CAN Cash-Secured Put: Strike Selection, Premium & Risk

How to sell cash-secured puts on Canaan Inc. — optimal strikes, expected premium, and the risks that actually matter for a small-cap technology name.

TechnologyVery High IVFair liquidity

Is CAN a good cash-secured put candidate?

CAN (Canaan Inc.) is a small-cap technology name with a low share price and fair options liquidity. Implied volatility on this ticker is elevated, so option premiums are rich — but the same volatility cuts both ways and can move the stock hard in either direction. It pays no dividend, so every dollar of income must come from the options you sell.

Strike selection for a CAN cash-secured put

For CAN cash-secured puts, target strikes 15-20% below the current price at deltas of 0.10-0.20. Use 14-28 DTE so you can react to sharp IV crushes and moves. The rule is simple: only sell a put at a strike where you would genuinely be happy owning 100 shares, because on a very high-volatility ticker you will occasionally get assigned.

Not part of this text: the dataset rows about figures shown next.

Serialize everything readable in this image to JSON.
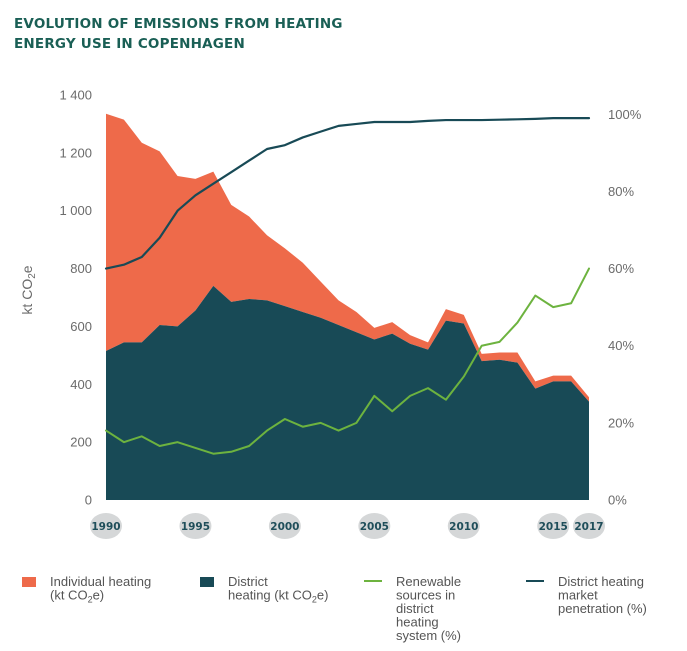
{
  "chart_data": {
    "type": "area",
    "title_lines": [
      "EVOLUTION OF EMISSIONS FROM HEATING",
      "ENERGY USE IN COPENHAGEN"
    ],
    "ylabel": "kt CO2e",
    "ylabel_parts": {
      "main": "kt CO",
      "sub": "2",
      "tail": "e"
    },
    "ylim_left": [
      0,
      1400
    ],
    "ylim_right": [
      0,
      105
    ],
    "left_ticks": [
      0,
      200,
      400,
      600,
      800,
      1000,
      1200,
      1400
    ],
    "left_tick_labels": [
      "0",
      "200",
      "400",
      "600",
      "800",
      "1 000",
      "1 200",
      "1 400"
    ],
    "right_ticks": [
      0,
      20,
      40,
      60,
      80,
      100
    ],
    "right_tick_labels": [
      "0%",
      "20%",
      "40%",
      "60%",
      "80%",
      "100%"
    ],
    "x": [
      1990,
      1991,
      1992,
      1993,
      1994,
      1995,
      1996,
      1997,
      1998,
      1999,
      2000,
      2001,
      2002,
      2003,
      2004,
      2005,
      2006,
      2007,
      2008,
      2009,
      2010,
      2011,
      2012,
      2013,
      2014,
      2015,
      2016,
      2017
    ],
    "x_tick_years": [
      1990,
      1995,
      2000,
      2005,
      2010,
      2015,
      2017
    ],
    "x_tick_labels": [
      "1990",
      "1995",
      "2000",
      "2005",
      "2010",
      "2015",
      "2017"
    ],
    "series": [
      {
        "name": "District heating (kt CO2e)",
        "kind": "area",
        "axis": "left",
        "color": "#184a56",
        "values": [
          515,
          545,
          545,
          605,
          600,
          655,
          740,
          685,
          695,
          690,
          670,
          650,
          630,
          605,
          580,
          555,
          575,
          540,
          520,
          620,
          610,
          480,
          485,
          475,
          385,
          410,
          410,
          340
        ]
      },
      {
        "name": "Individual heating (kt CO2e)",
        "kind": "area_stacked",
        "axis": "left",
        "color": "#ee6a4a",
        "values": [
          820,
          770,
          690,
          600,
          520,
          455,
          395,
          335,
          285,
          225,
          200,
          170,
          125,
          85,
          70,
          40,
          40,
          30,
          25,
          40,
          30,
          25,
          25,
          35,
          25,
          20,
          20,
          15
        ]
      },
      {
        "name": "Renewable sources in district heating system (%)",
        "kind": "line",
        "axis": "right",
        "color": "#6db33f",
        "values": [
          18,
          15,
          16.5,
          14,
          15,
          13.5,
          12,
          12.5,
          14,
          18,
          21,
          19,
          20,
          18,
          20,
          27,
          23,
          27,
          29,
          26,
          32,
          40,
          41,
          46,
          53,
          50,
          51,
          60
        ]
      },
      {
        "name": "District heating market penetration (%)",
        "kind": "line",
        "axis": "right",
        "color": "#184a56",
        "values": [
          60,
          61,
          63,
          68,
          75,
          79,
          82,
          85,
          88,
          91,
          92,
          94,
          95.5,
          97,
          97.5,
          98,
          98,
          98,
          98.3,
          98.5,
          98.5,
          98.5,
          98.6,
          98.7,
          98.8,
          99,
          99,
          99
        ]
      }
    ],
    "legend": [
      {
        "kind": "box",
        "color": "#ee6a4a",
        "lines": [
          "Individual heating",
          "(kt CO2e)"
        ]
      },
      {
        "kind": "box",
        "color": "#184a56",
        "lines": [
          "District",
          "heating (kt CO2e)"
        ]
      },
      {
        "kind": "line",
        "color": "#6db33f",
        "lines": [
          "Renewable",
          "sources in",
          "district",
          "heating",
          "system (%)"
        ]
      },
      {
        "kind": "line",
        "color": "#184a56",
        "lines": [
          "District heating",
          "market",
          "penetration (%)"
        ]
      }
    ],
    "legend_placement": "bottom",
    "grid": false
  }
}
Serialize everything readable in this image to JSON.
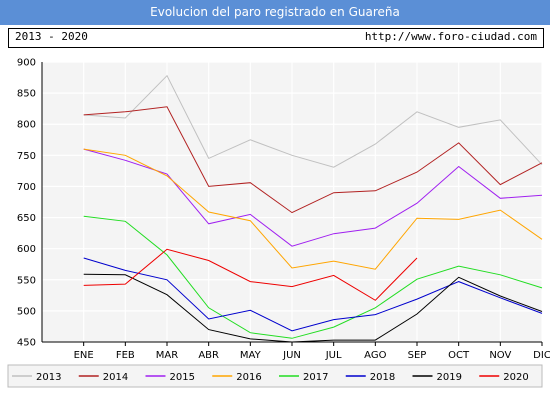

Expected premium and income on CAN

Typical monthly premium collected on CAN runs around 3.5-6.0% of capital, which annualizes to roughly 42-72% if you sell new contracts every cycle. Capital required to run a single contract wheel on CAN is under $5,000 — the share price and the 100-share lot size set the minimum, not the strategy.

Risk management for CAN cash-secured put trades

The core risk on a cash-secured put is assignment into a falling stock: your break-even is the strike minus the premium, so a sharp drop below that level leaves you with unrealized losses on the assigned shares. On a very high-volatility name like CAN, expect 5-10%+ single-day moves during stress. Size positions so one adverse gap doesn't blow up the account. Tech names are especially vulnerable to interest-rate shifts and earnings guidance revisions — both tend to produce gap moves that hurt short options.

CAN Cash-Secured Put FAQ

What is the best delta for a CAN cash-secured put?

A delta of 0.10-0.20 on CAN balances premium income with assignment probability. Lower delta is warranted here because a single gap down can drop the stock 10%+

How much cash do I need to sell a put on CAN?

Cash required is 100 × strike price. For CAN, that's roughly under $5,000 per contract at a typical strike. Most brokers let you use margin, but for a true cash-secured put you set aside the full amount.

What expiration should I use for CAN cash-secured put trades?

Use 14-28 DTE so you can react to sharp IV crushes and moves as a default for CAN. Shorter expirations let you react to IV resets and price gaps.

Is CAN suitable for beginners selling options?

Not ideal for beginners. Smaller-cap names can have wider spreads and sharper moves. Start with large caps or major ETFs first. Always check the bid/ask spread before entering — anything wider than 5% of the mid price is a warning sign.